Paradigma virale

Di Riflessoincondizionato

Sinceramente non mi sento troppo coinvolto da questa paranoia virale; nel senso che, pur condividendo il senso di oppressione che più o meno avvertono tutti, questo virus è stato per me soltanto un pericolo in più rispetto a quelli che c’erano prima. Se dovessi, perciò, dare un valore al mio disagio, nella scala da uno a dieci, dove zero corrisponde alla tranquillità assoluta e dieci alla paranoia totale, direi che se prima del virus mi trovavo al sesto gradino, ora mi ritrovo al settimo. E ciò mi consente, almeno credo, di osservare le cose con il sufficiente distacco da non farmi travolgere. Il problema è per quelli che, fregandosene fino ad ora di tutto, si sono trovati a passare di colpo dai primi agli ultimi gradini della scala, senza aver attraversato, perciò, i livelli intermedi necessari per riacquistare una progressiva consapevolezza del mondo circostante, delle cose veramente importanti e dei pericoli reali. Insomma, prevarranno la psicosi, la paura e l’idea che non sia colpa di nessuno; o si aprirà un varco fra i neuroni devastati da un sistema sociale demenziale, dominato da una propaganda falsa e truffaldina?   

Certo è che dopo, perché un dopo ci sarà di sicuro, niente potrà essere come prima; non l’economia, già in crisi da tempo ma ancora funzionante nelle sue strutture portanti (Borse, Fondo Monetario, Banca mondiale eccetera), e non la mentalità della gente, che è impossibile che non cambi minimamente. Ma come?  E quanto? E in quale direzione? Verso l’abitudine alla militarizzazione della società, emergenza dopo emergenza, o verso una maggiore attenzione ai problemi reali e lo sviluppo di una critica radicale al sistema? Ad un attento osservatore, alcuni cambiamenti cominciano ad essere evidenti; per esempio, sicurezza non viene più associata alla video sorveglianza, alla crescita del numero di telecamere poste in ogni dove, ma riferita al sistema sanitario pubblico; e questo è positivo. Timide voci si levano contro i tagli alla sanità pubblica e fioccano appelli al senso comunitario; anche da parte degli ipocriti che fino a ieri si proclamavano adepti della felicità personale.

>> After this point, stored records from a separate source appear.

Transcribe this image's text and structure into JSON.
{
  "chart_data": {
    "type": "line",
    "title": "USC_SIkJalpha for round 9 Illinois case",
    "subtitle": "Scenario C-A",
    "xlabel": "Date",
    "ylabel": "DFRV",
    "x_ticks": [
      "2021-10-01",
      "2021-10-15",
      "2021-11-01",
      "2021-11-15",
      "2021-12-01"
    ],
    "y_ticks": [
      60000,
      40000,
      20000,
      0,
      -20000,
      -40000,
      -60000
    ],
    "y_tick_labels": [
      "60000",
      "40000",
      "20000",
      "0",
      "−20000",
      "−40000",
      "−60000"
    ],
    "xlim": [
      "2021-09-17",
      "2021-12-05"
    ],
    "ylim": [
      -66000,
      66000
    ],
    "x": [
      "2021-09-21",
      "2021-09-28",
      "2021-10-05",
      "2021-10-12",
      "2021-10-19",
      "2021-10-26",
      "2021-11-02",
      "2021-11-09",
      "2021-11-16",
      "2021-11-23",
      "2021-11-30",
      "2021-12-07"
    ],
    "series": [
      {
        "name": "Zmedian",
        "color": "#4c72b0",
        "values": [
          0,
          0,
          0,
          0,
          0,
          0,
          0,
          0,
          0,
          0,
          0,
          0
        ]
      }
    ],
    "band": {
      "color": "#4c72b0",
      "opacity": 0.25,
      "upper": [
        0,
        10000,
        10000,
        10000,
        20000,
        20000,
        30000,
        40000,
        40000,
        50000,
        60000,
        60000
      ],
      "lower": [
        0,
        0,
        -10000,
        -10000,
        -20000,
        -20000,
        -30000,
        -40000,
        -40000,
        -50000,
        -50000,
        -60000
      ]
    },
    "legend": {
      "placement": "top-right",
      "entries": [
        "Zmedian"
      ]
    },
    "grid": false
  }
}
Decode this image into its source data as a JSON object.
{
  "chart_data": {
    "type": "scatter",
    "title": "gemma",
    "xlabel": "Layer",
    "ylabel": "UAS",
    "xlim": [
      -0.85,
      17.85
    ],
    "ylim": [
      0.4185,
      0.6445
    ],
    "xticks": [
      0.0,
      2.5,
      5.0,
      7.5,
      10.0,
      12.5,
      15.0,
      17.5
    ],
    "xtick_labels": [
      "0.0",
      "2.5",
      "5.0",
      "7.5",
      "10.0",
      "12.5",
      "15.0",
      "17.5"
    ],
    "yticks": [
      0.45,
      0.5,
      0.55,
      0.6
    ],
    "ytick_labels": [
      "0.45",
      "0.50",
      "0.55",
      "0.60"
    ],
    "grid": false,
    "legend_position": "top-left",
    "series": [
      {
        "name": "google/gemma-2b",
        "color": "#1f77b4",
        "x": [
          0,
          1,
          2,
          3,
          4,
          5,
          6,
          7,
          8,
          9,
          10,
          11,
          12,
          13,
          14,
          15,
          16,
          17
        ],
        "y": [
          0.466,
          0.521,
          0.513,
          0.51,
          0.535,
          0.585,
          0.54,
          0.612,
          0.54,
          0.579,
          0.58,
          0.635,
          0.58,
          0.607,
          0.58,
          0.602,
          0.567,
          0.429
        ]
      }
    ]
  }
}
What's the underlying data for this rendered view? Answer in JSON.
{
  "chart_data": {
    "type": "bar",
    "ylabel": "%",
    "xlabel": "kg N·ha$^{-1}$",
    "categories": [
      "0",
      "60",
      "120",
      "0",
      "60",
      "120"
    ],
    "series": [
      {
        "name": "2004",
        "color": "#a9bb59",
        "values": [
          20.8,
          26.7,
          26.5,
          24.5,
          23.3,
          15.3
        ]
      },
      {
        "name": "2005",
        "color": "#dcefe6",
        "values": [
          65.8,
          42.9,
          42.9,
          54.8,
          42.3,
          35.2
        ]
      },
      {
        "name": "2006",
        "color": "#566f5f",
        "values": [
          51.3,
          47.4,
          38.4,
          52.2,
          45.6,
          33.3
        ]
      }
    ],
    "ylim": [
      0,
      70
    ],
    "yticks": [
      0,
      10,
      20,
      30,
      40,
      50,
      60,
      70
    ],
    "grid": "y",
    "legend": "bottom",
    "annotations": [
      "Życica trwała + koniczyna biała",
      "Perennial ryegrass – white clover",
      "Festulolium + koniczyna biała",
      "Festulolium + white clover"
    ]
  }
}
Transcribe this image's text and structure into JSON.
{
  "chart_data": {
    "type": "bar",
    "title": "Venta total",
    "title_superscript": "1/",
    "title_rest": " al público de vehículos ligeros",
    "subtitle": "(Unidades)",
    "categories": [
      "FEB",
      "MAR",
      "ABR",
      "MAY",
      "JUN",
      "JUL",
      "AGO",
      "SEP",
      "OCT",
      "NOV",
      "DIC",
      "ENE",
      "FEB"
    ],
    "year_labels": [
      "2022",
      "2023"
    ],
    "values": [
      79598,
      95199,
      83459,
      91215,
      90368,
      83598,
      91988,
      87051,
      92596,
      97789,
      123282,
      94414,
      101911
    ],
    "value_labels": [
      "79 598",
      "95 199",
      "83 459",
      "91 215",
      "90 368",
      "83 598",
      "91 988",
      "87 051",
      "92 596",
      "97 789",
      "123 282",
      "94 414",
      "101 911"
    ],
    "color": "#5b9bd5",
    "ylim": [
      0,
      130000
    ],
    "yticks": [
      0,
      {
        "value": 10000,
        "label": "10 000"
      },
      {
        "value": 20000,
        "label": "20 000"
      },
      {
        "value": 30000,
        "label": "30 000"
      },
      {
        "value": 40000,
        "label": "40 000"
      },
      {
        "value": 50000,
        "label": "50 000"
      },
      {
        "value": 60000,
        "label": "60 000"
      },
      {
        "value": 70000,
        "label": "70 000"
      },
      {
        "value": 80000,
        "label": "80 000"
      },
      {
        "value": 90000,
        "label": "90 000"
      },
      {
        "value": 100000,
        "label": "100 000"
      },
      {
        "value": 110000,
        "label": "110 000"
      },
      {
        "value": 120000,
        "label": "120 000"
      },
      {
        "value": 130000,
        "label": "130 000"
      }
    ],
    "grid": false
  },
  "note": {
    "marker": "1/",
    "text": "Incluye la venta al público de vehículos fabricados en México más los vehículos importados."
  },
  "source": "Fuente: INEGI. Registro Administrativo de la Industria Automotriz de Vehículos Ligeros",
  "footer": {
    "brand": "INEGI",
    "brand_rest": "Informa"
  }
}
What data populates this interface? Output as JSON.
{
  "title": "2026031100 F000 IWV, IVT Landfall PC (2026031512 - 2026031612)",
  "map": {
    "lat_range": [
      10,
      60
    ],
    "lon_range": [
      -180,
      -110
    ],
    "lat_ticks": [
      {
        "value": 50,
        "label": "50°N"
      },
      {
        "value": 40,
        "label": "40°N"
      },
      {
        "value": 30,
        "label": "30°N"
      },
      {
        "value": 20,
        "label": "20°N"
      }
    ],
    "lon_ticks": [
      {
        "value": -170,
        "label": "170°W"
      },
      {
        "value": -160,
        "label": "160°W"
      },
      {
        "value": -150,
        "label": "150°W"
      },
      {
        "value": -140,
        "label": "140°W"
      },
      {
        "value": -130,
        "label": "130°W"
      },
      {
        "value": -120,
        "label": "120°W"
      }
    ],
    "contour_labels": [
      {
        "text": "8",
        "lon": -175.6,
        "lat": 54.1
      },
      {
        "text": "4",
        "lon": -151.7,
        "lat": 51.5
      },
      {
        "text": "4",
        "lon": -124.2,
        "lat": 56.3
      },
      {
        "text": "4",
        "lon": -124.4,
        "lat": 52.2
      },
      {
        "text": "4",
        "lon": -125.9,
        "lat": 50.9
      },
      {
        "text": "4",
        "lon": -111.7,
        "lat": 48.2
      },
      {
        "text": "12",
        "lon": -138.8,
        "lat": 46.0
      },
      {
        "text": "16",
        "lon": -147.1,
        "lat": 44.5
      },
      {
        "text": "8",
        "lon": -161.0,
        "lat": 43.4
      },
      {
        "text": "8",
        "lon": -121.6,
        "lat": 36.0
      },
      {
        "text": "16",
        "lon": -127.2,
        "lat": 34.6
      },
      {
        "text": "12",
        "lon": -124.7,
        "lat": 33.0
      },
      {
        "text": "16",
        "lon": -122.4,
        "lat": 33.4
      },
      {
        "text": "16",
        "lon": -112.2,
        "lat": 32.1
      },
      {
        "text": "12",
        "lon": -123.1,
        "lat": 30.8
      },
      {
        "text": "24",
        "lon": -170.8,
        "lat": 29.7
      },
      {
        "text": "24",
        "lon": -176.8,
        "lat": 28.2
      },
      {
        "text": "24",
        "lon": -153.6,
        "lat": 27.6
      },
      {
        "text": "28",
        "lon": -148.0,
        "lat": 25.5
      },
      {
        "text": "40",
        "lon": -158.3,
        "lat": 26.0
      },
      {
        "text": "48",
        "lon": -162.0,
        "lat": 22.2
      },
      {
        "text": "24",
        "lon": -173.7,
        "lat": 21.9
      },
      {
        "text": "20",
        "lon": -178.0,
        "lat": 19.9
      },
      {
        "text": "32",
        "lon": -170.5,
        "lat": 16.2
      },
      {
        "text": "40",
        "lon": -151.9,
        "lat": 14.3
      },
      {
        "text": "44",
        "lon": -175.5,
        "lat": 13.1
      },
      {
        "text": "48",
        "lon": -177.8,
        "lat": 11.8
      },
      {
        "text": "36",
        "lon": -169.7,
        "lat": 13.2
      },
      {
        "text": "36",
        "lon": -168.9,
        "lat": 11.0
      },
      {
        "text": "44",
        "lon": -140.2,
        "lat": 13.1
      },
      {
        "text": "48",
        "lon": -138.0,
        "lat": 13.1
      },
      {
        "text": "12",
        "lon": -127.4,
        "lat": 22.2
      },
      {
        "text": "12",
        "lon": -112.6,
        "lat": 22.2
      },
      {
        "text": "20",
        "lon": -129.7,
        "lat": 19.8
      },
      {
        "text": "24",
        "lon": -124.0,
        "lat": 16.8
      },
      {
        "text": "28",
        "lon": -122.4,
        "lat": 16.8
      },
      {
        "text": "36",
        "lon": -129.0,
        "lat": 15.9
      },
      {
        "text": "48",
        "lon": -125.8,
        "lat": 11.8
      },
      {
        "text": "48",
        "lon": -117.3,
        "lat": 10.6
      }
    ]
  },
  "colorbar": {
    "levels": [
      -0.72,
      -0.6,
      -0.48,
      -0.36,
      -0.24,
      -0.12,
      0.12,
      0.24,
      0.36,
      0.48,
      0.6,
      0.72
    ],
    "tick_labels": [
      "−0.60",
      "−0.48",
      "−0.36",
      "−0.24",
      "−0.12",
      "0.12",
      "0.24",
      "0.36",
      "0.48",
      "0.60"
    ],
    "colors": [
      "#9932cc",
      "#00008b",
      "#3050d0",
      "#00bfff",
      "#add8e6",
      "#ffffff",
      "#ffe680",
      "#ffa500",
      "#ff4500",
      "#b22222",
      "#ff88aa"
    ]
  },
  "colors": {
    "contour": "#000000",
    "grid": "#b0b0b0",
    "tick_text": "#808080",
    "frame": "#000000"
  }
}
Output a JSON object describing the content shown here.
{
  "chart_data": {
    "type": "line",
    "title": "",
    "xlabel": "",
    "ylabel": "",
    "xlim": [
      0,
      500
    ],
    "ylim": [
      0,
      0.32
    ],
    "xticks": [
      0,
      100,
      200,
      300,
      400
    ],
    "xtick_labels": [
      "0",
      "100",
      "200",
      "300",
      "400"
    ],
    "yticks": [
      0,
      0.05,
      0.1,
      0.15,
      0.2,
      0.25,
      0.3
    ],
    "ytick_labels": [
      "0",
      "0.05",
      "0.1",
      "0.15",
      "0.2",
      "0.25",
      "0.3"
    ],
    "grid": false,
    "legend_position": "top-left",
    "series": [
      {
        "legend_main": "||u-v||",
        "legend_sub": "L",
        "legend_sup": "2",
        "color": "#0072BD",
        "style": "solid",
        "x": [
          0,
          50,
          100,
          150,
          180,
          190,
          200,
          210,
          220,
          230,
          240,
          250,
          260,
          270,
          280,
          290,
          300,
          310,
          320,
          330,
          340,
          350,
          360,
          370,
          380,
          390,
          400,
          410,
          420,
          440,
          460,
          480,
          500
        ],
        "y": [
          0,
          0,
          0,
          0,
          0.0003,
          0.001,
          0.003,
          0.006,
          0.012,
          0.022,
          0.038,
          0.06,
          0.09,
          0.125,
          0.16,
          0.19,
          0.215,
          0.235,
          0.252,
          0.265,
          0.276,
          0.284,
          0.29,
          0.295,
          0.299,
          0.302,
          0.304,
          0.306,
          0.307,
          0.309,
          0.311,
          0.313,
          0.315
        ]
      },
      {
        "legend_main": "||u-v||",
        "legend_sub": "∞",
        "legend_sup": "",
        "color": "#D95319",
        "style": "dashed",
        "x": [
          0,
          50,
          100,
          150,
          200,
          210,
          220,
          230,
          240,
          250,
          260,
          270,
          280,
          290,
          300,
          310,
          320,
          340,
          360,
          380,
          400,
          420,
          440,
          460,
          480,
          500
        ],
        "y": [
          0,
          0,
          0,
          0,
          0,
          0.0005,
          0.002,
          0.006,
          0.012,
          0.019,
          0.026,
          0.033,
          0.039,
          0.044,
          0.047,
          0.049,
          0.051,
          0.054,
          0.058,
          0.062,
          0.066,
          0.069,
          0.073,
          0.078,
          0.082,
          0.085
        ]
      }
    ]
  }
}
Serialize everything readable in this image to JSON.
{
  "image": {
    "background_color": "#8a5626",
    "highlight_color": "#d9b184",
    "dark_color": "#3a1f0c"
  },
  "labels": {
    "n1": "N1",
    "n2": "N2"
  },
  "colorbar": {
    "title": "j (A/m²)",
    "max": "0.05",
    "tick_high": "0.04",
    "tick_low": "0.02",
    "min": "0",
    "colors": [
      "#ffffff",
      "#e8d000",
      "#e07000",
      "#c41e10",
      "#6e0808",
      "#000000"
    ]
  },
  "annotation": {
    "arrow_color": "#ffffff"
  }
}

La storia prosegue per lunghi periodi di stasi e improvvise accelerazioni. I grandi cambiamenti non sono mai causati soltanto dalla qualità dei rapporti sociali interni all’Uomo, ma anche dalla relazione dialettica

fra umanità e natura. L’esplosione del virus è quel qualcosa che prima o poi doveva accadere per aprire un altro squarcio nel ripetersi di crisi che non allarmavano davvero nessuno, come la distruzione delle condizioni di vita umana sulla terra, l’impoverimento progressivo di gran parte dell’umanità, lo sfruttamento intensivo dei lavoratori, le guerre senza fine in Medio Oriente, le emigrazioni di massa e i morti ammazzati sul lavoro. Eh no! Il virus non può essere ignorato, neanche dagli industriali, dai banchieri e dai politici al loro servizio; esso è interclassista, indifferente ed estraneo alle priorità economiche. Si è sviluppato perché costava troppo andarlo a cercare e ora è diventato lui il cercatore; senza morale, senza passione, spietato come l’economia di mercato, ma contrariamente innocente perché inconsapevole. La cosa peggiore sarebbe che tutto tornasse come prima, che le responsabilità rimanessero impunite, ignorate, giustificate e la gente si illudesse di marciare come prima. Ebbene, cari amici e amiche, compagni e compagne, questo dipenderà anche da noi, dalla nostra sana e consapevole paura e da come la sapremo utilizzare.